Un día nos dicen que después que la pandemia del Covid-19 quede bajo control, el presidente Andrés López y sus colaboradores van a revisar las leyes relativas a las pensiones que pagan las afores, y entonces la preocupación hace presa de todos los que han rebasado los 60 años y ya reciben esa prestación, ganada tras décadas de esfuerzo. “¿Y si el cambio consiste en que nos quiten la pensión?”, piensan sin remedio. Otro día nos encajan un gancho al hígado con el anuncio de que a partir de junio tendremos que pagar impuestos cuando hagamos depósitos apenas mayores de 5,000 pesos, en un trámite en el que tendremos que informar de dónde vino ese dinero. Y con la “confianza que generan” las policías fiscales, nos echan a perder el día.

El viernes 15 de este mes el Banco de México anunció que aplicará una nueva reducción a su tasa de interés básica, y a este aviso se agrega que la pandemia del coronavirus trae una “afectación sin precedentes” (sic) para la actividad económica nacional, que tendrá como consecuencia un impacto negativo tan fuerte que “prefiere no dimensionarlo”. ¿Acaso usted se tranquilizaría con semejante apunte?

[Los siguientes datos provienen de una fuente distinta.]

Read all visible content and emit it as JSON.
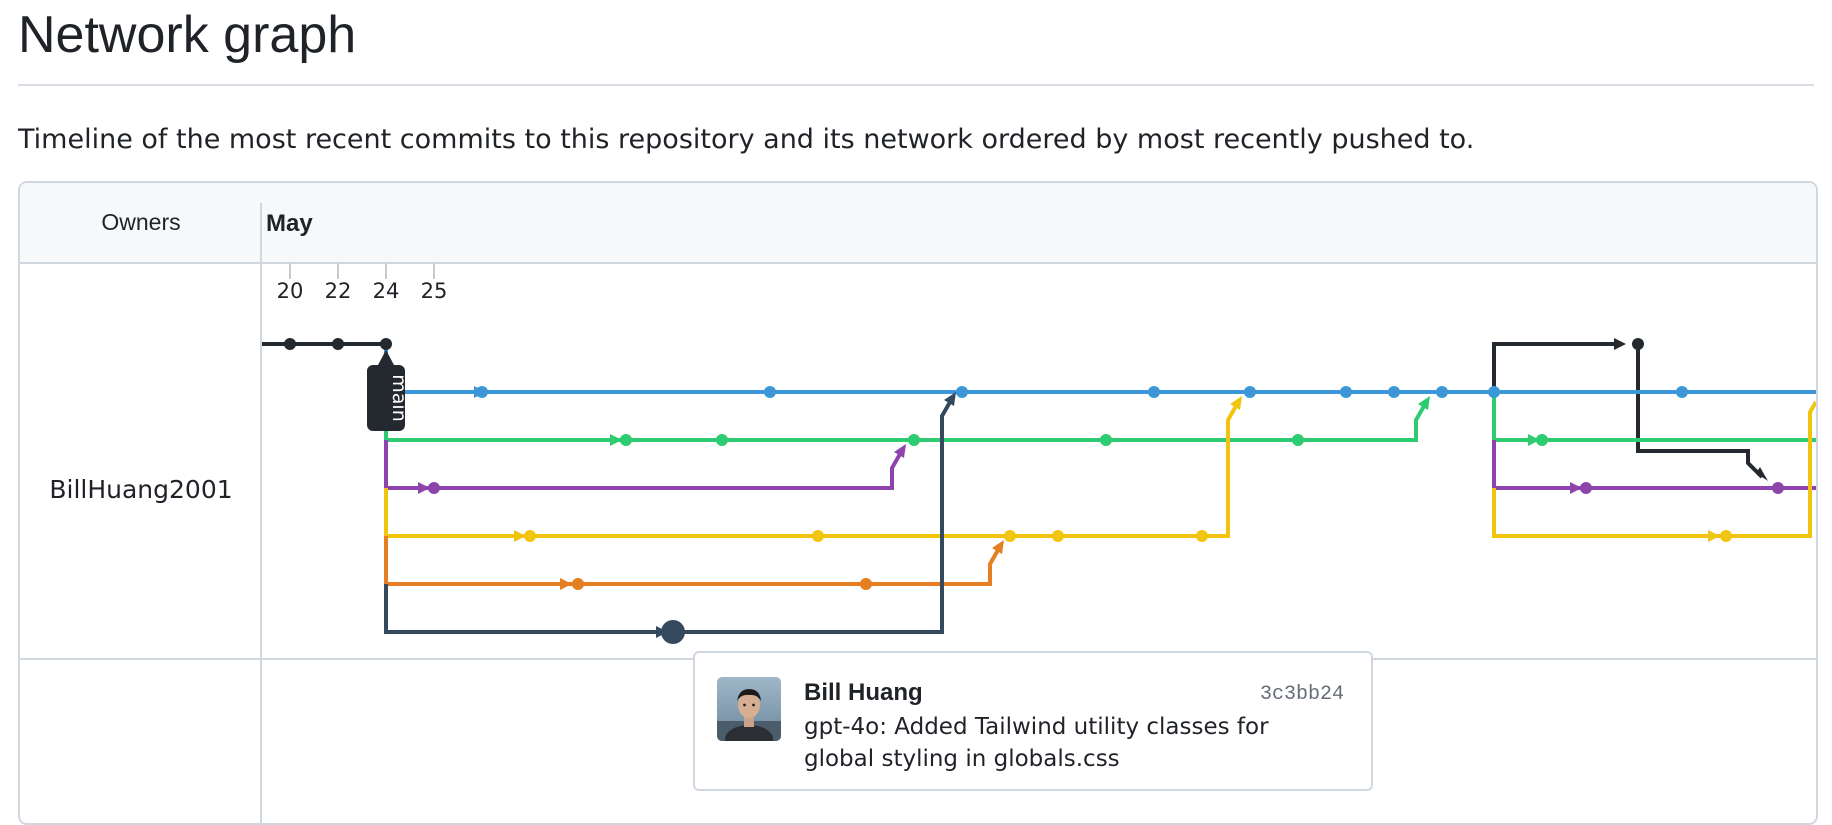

Y podríamos seguir con otras informaciones similares.

La administración federal actual apenas lleva año y medio de trabajo, pero en ese lapso tan corto nos han traído del tingo al tango, en una estresante situación que vino a agravarse aún más con el mortal impacto del nuevo coronavirus Covid-19, que además de enfermarnos está socavando de manera muy grave nuestra economía.

Ahora en los tres niveles de gobierno se está luchando por definir la mejor forma de reanudar las actividades económicas de manera que salgan del hoyo todas las personas que se quedaron sin ingresos como consecuencia del aislamiento social con que se ha buscado frenar el avance del citado mal. El esfuerzo para lograr la reactivación será extraordinario, muy grande, y tomará por lo menos lo que queda de este año y el siguiente.

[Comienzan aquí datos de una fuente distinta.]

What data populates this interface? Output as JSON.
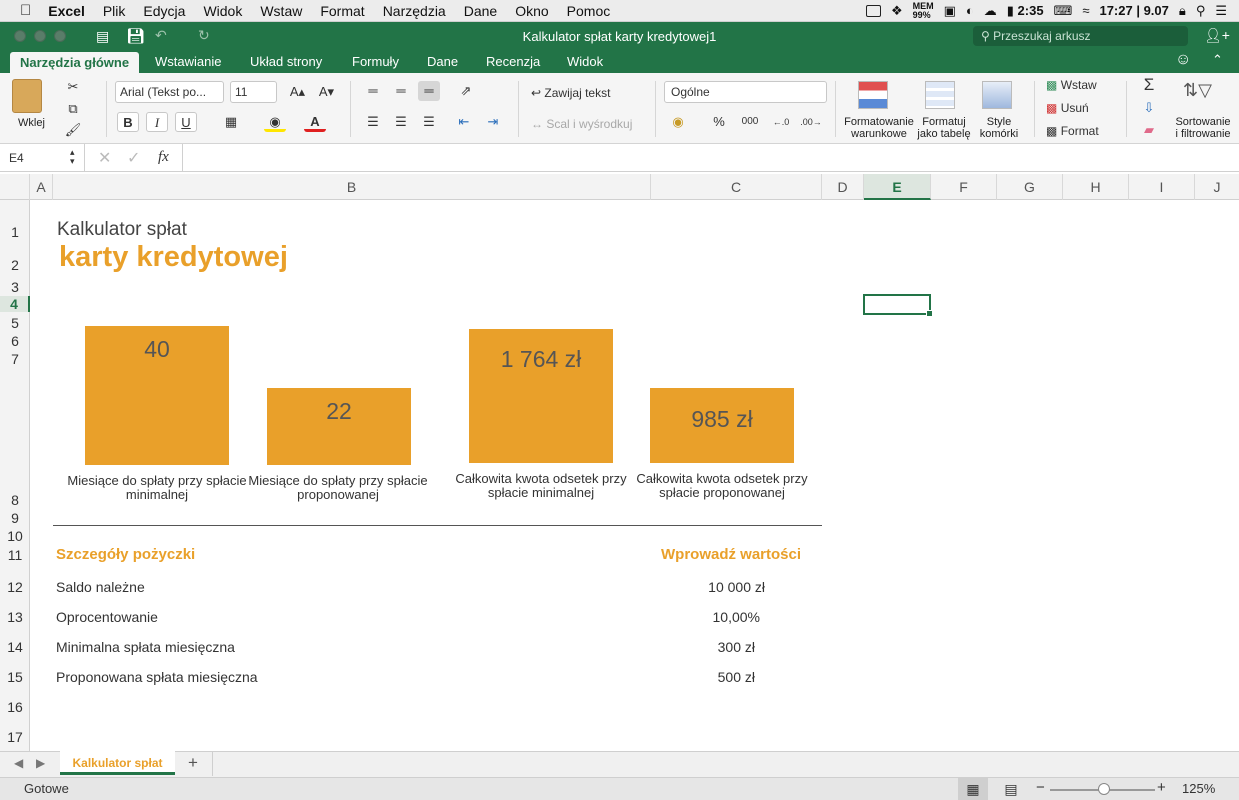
{
  "menubar": {
    "app": "Excel",
    "items": [
      "Plik",
      "Edycja",
      "Widok",
      "Wstaw",
      "Format",
      "Narzędzia",
      "Dane",
      "Okno",
      "Pomoc"
    ],
    "battery_time": "2:35",
    "clock": "17:27 | 9.07",
    "mem_label": "MEM",
    "mem_value": "99%"
  },
  "window": {
    "title": "Kalkulator spłat karty kredytowej1",
    "search_placeholder": "Przeszukaj arkusz"
  },
  "ribbon_tabs": [
    "Narzędzia główne",
    "Wstawianie",
    "Układ strony",
    "Formuły",
    "Dane",
    "Recenzja",
    "Widok"
  ],
  "ribbon": {
    "paste": "Wklej",
    "font_name": "Arial (Tekst po...",
    "font_size": "11",
    "wrap_text": "Zawijaj tekst",
    "merge_center": "Scal i wyśrodkuj",
    "number_format": "Ogólne",
    "percent": "%",
    "thousands": "000",
    "cond_format": [
      "Formatowanie",
      "warunkowe"
    ],
    "format_table": [
      "Formatuj",
      "jako tabelę"
    ],
    "cell_styles": [
      "Style",
      "komórki"
    ],
    "insert": "Wstaw",
    "delete": "Usuń",
    "format": "Format",
    "sort_filter": [
      "Sortowanie",
      "i filtrowanie"
    ],
    "bold": "B",
    "italic": "I",
    "underline": "U"
  },
  "formula_bar": {
    "cell_ref": "E4",
    "fx": "fx",
    "value": ""
  },
  "columns": [
    "A",
    "B",
    "C",
    "D",
    "E",
    "F",
    "G",
    "H",
    "I",
    "J"
  ],
  "rows": [
    "1",
    "2",
    "3",
    "4",
    "5",
    "6",
    "7",
    "8",
    "9",
    "10",
    "11",
    "12",
    "13",
    "14",
    "15",
    "16",
    "17"
  ],
  "sheet": {
    "title_line1": "Kalkulator spłat",
    "title_line2": "karty kredytowej",
    "summary": [
      {
        "value": "40",
        "label_line1": "Miesiące do spłaty przy spłacie",
        "label_line2": "minimalnej"
      },
      {
        "value": "22",
        "label_line1": "Miesiące do spłaty przy spłacie",
        "label_line2": "proponowanej"
      },
      {
        "value": "1 764 zł",
        "label_line1": "Całkowita kwota odsetek przy",
        "label_line2": "spłacie minimalnej"
      },
      {
        "value": "985 zł",
        "label_line1": "Całkowita kwota odsetek przy",
        "label_line2": "spłacie proponowanej"
      }
    ],
    "details_header": "Szczegóły pożyczki",
    "values_header": "Wprowadź wartości",
    "details": [
      {
        "label": "Saldo należne",
        "value": "10 000 zł"
      },
      {
        "label": "Oprocentowanie",
        "value": "10,00%"
      },
      {
        "label": "Minimalna spłata miesięczna",
        "value": "300 zł"
      },
      {
        "label": "Proponowana spłata miesięczna",
        "value": "500 zł"
      }
    ]
  },
  "sheet_tabs": {
    "active": "Kalkulator spłat",
    "add": "+"
  },
  "status": {
    "ready": "Gotowe",
    "zoom": "125%",
    "zoom_level_percent": 125
  },
  "colors": {
    "accent": "#227447",
    "orange": "#e9a02a"
  }
}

Ese enorme esfuerzo requerirá sin duda de un liderazgo capaz, empático y conocedor, que pueda amalgamar el trabajo de todos los sectores de la nación. El liderazgo deberá inspirar a todos a dar lo mejor de sí mismos, aportar sus conocimientos, compartir sus capacidades sin egoísmo... En fin, habrá que trabajar hombro con hombro para que México haga valer la afirmación muchas veces gratuita de que su gente es brava ante los retos, y es capaz de superar cualquier adversidad.

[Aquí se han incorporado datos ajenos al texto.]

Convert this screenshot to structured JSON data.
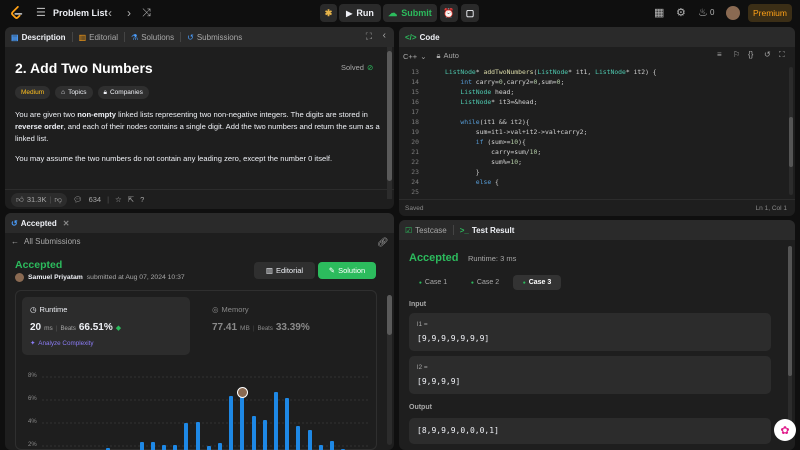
{
  "topbar": {
    "problem_list": "Problem List",
    "run": "Run",
    "submit": "Submit",
    "streak": "0",
    "premium": "Premium"
  },
  "description": {
    "tabs": [
      "Description",
      "Editorial",
      "Solutions",
      "Submissions"
    ],
    "title": "2. Add Two Numbers",
    "solved": "Solved",
    "difficulty": "Medium",
    "topics": "Topics",
    "companies": "Companies",
    "p1_a": "You are given two ",
    "p1_b": "non-empty",
    "p1_c": " linked lists representing two non-negative integers. The digits are stored in ",
    "p1_d": "reverse order",
    "p1_e": ", and each of their nodes contains a single digit. Add the two numbers and return the sum as a linked list.",
    "p2": "You may assume the two numbers do not contain any leading zero, except the number 0 itself.",
    "likes": "31.3K",
    "comments": "634"
  },
  "accepted_panel": {
    "tab": "Accepted",
    "back": "All Submissions",
    "status": "Accepted",
    "user": "Samuel Priyatam",
    "submitted": "submitted at Aug 07, 2024 10:37",
    "editorial": "Editorial",
    "solution": "Solution",
    "runtime_label": "Runtime",
    "runtime_value": "20",
    "runtime_unit": "ms",
    "beats_label": "Beats",
    "runtime_beats": "66.51%",
    "analyze": "Analyze Complexity",
    "memory_label": "Memory",
    "memory_value": "77.41",
    "memory_unit": "MB",
    "memory_beats": "33.39%",
    "y_ticks": [
      "8%",
      "6%",
      "4%",
      "2%"
    ]
  },
  "chart_data": {
    "type": "bar",
    "ylim": [
      0,
      9
    ],
    "y_ticks": [
      "8%",
      "6%",
      "4%",
      "2%"
    ],
    "values": [
      0.2,
      0.3,
      0.4,
      0.5,
      0.7,
      0.9,
      0.5,
      0.3,
      1.5,
      1.5,
      1.2,
      1.2,
      3.5,
      3.6,
      1.1,
      1.4,
      6.2,
      6.4,
      4.2,
      3.8,
      6.6,
      6.0,
      3.2,
      2.8,
      1.2,
      1.6,
      0.8,
      0.5
    ],
    "highlight_index": 17,
    "bar_color": "#1e88e5"
  },
  "code_panel": {
    "title": "Code",
    "language": "C++",
    "auto": "Auto",
    "saved": "Saved",
    "cursor": "Ln 1, Col 1",
    "line_numbers": [
      "13",
      "14",
      "15",
      "16",
      "17",
      "18",
      "19",
      "20",
      "21",
      "22",
      "23",
      "24",
      "25"
    ]
  },
  "test_panel": {
    "tabs": [
      "Testcase",
      "Test Result"
    ],
    "status": "Accepted",
    "runtime": "Runtime: 3 ms",
    "cases": [
      "Case 1",
      "Case 2",
      "Case 3"
    ],
    "input_label": "Input",
    "l1_label": "l1 =",
    "l1_value": "[9,9,9,9,9,9,9]",
    "l2_label": "l2 =",
    "l2_value": "[9,9,9,9]",
    "output_label": "Output",
    "output_value": "[8,9,9,9,0,0,0,1]"
  },
  "colors": {
    "accent_green": "#2cbb5d",
    "accent_orange": "#ffa116",
    "medium_tag": "#ffc01e",
    "bar_blue": "#1e88e5"
  }
}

Ojalá haya serenidad, desprendimiento y buena voluntad, tanto en quienes deben planear y dirigir el amplísimo esfuerzo, como en el ejército que será el encargado de realizar las tareas materiales.

Como México no hay dos, gritamos en celebraciones importantes. Pues ahora es tiempo de demostrarlo, primero dejando atrás lo más grave de la pandemia, y luego lanzándonos a la calle y el trabajo para recuperar y superar nuestros niveles de vida.